Semester of Degree Completion

1985

Thesis Director

M. Lee Steinmetz

Abstract

In Sermon IV of the Christographia Edward Taylor makes the following statement.

Man, the last in the creation, is the glory of all elementary nature. The image of God in man, the last draught of God upon him, is the glory of Man. Come to artifical instinces, and here it holds; All things of less considerations are first touched on, but that which is last entered on is of the greatest concern…And so it is in the things of God!

Because those things that are constantly fixed in “the last place” are the most complete and the most valued of their kind, those Preparatory Meditations which were written in the last of year of E. Taylor’s life and after his Treatise Concerning the Lord’s Supper can then be considered to have been written after much spiritual struggle with himself and others. His shift in Scriptural reference as well as his shift in metaphor and imagery can be traced to his struggles both spiritual and personal which came as a result of the liberalism taking place in the Puritan faith and thus in Taylor’s own congregation.
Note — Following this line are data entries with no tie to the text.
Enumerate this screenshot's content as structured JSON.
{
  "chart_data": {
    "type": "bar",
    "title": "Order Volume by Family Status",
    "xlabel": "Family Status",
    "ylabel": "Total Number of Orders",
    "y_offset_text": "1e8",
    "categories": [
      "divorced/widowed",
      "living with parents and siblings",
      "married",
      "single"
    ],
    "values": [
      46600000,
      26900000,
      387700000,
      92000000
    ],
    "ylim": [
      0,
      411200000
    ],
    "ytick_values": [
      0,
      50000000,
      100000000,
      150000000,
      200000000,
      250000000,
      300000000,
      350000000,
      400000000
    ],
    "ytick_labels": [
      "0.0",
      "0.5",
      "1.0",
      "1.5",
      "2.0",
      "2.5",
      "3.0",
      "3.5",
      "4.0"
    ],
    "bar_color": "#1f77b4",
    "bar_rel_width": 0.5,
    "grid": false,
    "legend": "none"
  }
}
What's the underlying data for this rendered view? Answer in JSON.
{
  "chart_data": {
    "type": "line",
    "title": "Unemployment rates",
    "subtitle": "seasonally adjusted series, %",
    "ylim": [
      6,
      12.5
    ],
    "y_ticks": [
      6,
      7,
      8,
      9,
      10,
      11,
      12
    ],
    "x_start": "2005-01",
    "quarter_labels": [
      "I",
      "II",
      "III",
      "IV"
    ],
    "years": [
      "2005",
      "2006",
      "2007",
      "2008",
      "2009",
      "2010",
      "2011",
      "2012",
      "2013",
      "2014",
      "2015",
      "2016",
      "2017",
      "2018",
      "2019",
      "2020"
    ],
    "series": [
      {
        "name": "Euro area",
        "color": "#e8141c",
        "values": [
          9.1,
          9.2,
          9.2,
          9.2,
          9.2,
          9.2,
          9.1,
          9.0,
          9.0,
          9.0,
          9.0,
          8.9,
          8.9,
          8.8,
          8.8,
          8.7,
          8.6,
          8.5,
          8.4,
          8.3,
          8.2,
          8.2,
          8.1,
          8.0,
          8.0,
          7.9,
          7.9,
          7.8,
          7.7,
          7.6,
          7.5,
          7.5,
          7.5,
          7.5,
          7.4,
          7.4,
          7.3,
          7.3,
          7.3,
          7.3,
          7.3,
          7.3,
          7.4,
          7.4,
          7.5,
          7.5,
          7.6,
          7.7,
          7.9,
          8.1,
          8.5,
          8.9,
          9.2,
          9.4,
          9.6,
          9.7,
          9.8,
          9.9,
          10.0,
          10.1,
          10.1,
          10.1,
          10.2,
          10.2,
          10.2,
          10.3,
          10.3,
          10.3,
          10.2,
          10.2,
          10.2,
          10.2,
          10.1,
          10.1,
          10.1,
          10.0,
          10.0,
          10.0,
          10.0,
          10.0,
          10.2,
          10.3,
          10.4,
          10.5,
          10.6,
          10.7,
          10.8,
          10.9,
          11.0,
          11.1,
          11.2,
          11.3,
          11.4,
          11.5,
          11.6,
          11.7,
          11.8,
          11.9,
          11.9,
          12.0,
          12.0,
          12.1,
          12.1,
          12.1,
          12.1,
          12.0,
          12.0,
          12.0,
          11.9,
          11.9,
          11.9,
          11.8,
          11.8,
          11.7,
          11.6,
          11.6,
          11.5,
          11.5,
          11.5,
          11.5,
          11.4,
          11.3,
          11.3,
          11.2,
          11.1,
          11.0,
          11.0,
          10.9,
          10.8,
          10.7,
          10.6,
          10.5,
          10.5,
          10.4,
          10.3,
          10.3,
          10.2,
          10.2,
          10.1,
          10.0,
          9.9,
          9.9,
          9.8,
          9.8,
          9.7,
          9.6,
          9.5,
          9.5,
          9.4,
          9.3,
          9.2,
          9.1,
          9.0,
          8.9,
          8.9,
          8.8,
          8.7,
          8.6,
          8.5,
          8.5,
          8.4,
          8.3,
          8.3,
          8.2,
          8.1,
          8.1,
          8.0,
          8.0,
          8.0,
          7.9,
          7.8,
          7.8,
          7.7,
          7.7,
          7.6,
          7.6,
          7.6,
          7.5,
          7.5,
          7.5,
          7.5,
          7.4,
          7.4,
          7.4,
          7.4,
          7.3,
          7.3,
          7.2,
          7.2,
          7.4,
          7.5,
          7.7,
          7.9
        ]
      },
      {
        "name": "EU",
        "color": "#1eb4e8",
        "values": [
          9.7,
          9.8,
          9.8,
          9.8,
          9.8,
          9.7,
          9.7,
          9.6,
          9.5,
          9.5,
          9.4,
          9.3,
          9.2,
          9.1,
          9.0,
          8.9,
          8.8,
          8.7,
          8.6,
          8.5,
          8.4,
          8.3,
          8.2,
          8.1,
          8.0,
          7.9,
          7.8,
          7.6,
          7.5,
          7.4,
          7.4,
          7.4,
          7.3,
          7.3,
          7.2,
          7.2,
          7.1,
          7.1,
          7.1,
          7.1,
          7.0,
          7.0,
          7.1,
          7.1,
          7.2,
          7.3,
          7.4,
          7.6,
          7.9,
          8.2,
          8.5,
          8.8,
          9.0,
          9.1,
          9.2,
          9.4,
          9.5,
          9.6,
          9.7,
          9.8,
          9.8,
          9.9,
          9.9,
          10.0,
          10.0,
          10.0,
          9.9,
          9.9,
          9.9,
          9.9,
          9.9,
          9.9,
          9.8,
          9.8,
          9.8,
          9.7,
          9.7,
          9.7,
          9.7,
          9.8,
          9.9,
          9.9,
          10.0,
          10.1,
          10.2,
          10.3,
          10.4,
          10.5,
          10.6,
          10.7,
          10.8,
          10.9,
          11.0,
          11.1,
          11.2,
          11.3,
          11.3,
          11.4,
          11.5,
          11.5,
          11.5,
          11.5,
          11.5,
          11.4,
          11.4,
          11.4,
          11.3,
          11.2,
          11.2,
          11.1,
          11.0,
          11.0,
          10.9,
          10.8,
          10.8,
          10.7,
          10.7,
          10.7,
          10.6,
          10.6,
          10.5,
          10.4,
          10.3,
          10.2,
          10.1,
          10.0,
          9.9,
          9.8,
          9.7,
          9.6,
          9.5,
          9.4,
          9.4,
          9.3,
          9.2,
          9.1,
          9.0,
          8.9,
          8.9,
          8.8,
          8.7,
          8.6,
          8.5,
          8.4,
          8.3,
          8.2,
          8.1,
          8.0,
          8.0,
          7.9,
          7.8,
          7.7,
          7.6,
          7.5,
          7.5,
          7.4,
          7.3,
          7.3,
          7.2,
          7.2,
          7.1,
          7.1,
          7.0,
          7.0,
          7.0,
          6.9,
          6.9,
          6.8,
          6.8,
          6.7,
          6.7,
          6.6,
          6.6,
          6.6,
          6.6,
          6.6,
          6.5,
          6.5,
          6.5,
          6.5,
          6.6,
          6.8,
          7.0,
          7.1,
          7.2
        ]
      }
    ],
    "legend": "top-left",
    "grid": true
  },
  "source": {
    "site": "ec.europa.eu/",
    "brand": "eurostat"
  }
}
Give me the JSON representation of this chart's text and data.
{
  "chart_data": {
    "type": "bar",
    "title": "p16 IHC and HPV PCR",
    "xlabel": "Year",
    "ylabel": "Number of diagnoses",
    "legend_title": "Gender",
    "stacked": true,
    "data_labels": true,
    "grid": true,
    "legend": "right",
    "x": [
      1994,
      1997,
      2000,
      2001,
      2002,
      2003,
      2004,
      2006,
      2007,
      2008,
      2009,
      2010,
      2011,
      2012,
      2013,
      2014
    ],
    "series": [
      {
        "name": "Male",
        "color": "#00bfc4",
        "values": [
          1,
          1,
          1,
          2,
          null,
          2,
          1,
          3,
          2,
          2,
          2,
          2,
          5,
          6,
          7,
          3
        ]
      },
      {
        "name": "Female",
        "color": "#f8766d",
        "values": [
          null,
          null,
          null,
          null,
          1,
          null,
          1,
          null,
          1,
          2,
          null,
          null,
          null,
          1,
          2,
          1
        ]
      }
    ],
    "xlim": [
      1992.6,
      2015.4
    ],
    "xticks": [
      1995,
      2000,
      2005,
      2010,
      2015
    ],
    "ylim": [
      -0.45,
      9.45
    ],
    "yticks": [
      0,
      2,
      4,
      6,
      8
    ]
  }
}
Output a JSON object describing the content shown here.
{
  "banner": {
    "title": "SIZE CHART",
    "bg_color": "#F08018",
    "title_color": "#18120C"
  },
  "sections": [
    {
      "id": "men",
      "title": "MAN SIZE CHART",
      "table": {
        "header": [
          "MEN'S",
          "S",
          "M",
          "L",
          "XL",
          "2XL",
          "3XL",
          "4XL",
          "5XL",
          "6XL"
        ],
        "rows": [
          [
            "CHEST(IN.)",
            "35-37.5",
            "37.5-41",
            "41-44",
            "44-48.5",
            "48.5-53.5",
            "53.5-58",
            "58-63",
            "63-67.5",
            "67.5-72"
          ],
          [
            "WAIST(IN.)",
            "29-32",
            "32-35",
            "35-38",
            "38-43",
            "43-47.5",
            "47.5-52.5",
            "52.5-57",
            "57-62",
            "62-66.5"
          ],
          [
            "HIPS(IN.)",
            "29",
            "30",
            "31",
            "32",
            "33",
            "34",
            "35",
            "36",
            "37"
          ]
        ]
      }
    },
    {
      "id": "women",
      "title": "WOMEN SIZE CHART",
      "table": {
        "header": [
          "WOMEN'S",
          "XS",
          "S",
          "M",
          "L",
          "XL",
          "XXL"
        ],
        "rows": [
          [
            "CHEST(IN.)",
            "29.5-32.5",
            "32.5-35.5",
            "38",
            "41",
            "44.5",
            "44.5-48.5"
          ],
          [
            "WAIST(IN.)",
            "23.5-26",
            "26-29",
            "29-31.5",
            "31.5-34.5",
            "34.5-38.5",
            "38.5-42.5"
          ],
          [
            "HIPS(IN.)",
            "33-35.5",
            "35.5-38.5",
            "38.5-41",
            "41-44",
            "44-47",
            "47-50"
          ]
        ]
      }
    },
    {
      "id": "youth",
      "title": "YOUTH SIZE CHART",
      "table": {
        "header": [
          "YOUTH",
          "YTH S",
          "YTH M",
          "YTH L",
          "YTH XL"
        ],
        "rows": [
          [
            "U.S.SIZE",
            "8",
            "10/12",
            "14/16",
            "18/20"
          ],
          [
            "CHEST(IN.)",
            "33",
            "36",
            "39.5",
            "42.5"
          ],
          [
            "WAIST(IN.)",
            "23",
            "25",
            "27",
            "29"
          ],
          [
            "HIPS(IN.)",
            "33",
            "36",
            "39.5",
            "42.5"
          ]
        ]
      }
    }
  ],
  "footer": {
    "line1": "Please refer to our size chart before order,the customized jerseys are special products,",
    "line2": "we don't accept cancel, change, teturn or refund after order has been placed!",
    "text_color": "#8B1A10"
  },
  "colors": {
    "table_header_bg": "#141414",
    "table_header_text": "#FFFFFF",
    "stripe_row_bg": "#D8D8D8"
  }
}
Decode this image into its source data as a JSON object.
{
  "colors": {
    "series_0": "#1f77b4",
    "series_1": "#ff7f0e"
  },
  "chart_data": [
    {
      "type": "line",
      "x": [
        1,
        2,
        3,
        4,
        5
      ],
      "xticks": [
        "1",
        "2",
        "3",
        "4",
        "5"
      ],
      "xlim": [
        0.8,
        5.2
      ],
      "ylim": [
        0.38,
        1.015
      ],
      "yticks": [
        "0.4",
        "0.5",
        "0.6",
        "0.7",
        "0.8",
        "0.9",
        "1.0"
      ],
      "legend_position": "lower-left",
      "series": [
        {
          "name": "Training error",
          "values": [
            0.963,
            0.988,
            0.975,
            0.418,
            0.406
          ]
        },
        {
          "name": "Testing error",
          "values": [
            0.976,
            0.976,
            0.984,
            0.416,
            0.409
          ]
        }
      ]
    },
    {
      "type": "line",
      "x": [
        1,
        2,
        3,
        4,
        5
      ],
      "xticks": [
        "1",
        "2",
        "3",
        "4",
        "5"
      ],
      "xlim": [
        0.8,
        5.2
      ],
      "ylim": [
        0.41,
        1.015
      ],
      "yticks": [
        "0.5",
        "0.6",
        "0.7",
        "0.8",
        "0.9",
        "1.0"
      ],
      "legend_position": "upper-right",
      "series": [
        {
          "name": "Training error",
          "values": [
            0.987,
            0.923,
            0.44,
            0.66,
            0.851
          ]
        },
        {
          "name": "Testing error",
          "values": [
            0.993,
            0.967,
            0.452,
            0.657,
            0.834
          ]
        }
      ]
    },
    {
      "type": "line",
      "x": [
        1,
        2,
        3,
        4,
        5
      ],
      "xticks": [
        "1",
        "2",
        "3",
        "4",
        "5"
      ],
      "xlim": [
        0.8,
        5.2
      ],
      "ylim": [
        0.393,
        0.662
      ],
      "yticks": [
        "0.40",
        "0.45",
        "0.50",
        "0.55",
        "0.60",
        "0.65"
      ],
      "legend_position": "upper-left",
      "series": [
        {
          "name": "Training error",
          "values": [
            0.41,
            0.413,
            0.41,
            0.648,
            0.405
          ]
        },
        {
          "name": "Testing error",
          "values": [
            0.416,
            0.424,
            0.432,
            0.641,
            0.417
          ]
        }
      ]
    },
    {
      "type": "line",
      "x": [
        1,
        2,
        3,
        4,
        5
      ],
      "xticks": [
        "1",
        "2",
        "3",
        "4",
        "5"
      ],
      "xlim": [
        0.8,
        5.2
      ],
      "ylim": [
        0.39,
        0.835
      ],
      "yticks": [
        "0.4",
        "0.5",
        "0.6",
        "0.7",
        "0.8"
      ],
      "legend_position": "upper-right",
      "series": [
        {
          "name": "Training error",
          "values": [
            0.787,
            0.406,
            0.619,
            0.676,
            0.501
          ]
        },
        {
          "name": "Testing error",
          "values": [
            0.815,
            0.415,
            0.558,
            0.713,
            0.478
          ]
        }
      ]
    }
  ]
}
In his early Meditations most of Taylor’s Scripture references are New Testament references interspersed with references from Canticles; however in the last twelve years (Meditations 115-165) all except five of his Scriptural references are from the Old Testament book of Canticles. If dates in his personal life and dates of his Meditations are correlated, we can see that this gradual shift towards and ultimate concentration on Canticles began and became more evident during and after his disagreement with Solomon Stoddard about the growing liberalism in the Church.

From 1713 forward Taylor concentrates his Scripture references on the Old Testament book of Canticles, and the significance of the changes in his Church and his personal meditations is evident in his poetical elaboration from these references. A gradual process of change in this minister-man becomes obvious as one makes a comparison between the earlier Meditations and those written in his later years (specifically after 1713).

Prior to his conflict with Stoddard and others within the Puritan faith, Taylor’s Meditations are a reflection of man’s unworthiness and the redeeming love of Christ. He continually laments his inability to express this love of the Savior for unworthy man (himself). Much of his early meditative poetry is filled with metaphors of disease and the “huswifery” imagery so typical of Taylor and other Puritans. It is in his later Meditations that a definite change in metaphor and a specific use of one book as his Scriptural reference is evident. It is also in these later Meditations (after verbal battling from 1677-1712 with Solomon Stoddard) that he climaxes his Preparatory Meditations with the erotic and royal images of the Old Testament author of Canticles.

Because Taylor’s meditations were a private and unpublished series of Meditations and since so few of his sermons which were prepared prior to the Meditations are available, it is difficult to know what import they might have had to his contemporaries, but today’s reader with some study is aware that the Solomon Stoddard controversy did through the years have an influence in Taylor’s private meditational life.